Cloud will also impact existing hosting and data centre services. Hosting has become global. As bottlenecks in backbone Internet links disappear, local hosting companies are discovering that their local market has suddenly become internationally competitive. Data Centres will need to compete in their greenness and efficiency against cloud offerings. Yet whatever benefits accrue to data centre owners, their customers, or their new cloud competitors, Cloud is still in the process of transition and much will depend on the emergence of new services from companies that may not yet exist.
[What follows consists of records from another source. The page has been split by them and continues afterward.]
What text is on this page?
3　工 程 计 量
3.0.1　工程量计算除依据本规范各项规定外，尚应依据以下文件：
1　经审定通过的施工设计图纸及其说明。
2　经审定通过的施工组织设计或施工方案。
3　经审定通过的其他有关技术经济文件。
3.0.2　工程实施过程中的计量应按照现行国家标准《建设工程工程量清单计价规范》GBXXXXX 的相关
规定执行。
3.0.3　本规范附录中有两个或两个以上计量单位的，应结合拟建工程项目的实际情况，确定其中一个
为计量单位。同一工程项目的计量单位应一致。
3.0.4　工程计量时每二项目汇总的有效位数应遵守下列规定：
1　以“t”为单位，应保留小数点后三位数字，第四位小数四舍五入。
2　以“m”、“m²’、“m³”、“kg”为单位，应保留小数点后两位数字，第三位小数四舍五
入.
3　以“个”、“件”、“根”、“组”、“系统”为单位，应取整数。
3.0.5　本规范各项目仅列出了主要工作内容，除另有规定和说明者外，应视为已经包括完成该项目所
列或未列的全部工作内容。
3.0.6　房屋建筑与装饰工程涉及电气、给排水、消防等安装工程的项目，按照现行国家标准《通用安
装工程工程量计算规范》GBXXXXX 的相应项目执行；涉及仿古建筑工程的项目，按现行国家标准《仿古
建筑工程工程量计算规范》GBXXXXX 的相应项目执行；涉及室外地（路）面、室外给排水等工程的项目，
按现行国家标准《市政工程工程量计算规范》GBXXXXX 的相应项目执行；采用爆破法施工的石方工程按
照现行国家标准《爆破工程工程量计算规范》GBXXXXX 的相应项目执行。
That cloud computing is not a single market is reflected in the complex player segmentation which the report describes with profiles and an analysis of their competitive positioning now. Broadly players focus on infrastructure, platform, services and applications although other niches exist, and some players occupy positions in several segments. This will continue to change as new players emerge and product developments underway such as VMWare's Virtual Datacenter Operating System (VDC-OS) for example are deployed. Much therefore remains to be played out but in the meantime Google App for example and Amazon Web Services are standout products.
Moving Cloud forward will also need enterprise buy-in. While it is usually the job of top management to hold back the enthusiasm of their software and hardware experts, cloud computing is unusually different and may well require them to push their technology departments faster than they would instinctively want to go, and to give them the confidence to take risks they might otherwise shy away from. This report aims to help in this process.
Cloud players will compete for customer base directly with established telco, data centre, ISPs, web hosters and software vendors yet such is the versatility of the technology that each could themselves adopt a cloud strategy whether as a passive investment, or as an active player. But only for a time. The development of cloud markets will be impacted by the global recession, but this report suggests that the timely breathing space this may represent will be short lived and understanding cloud now is a prerequisite for every Enterprise in exactly the same way that Internet websites should have been perceived at the outset.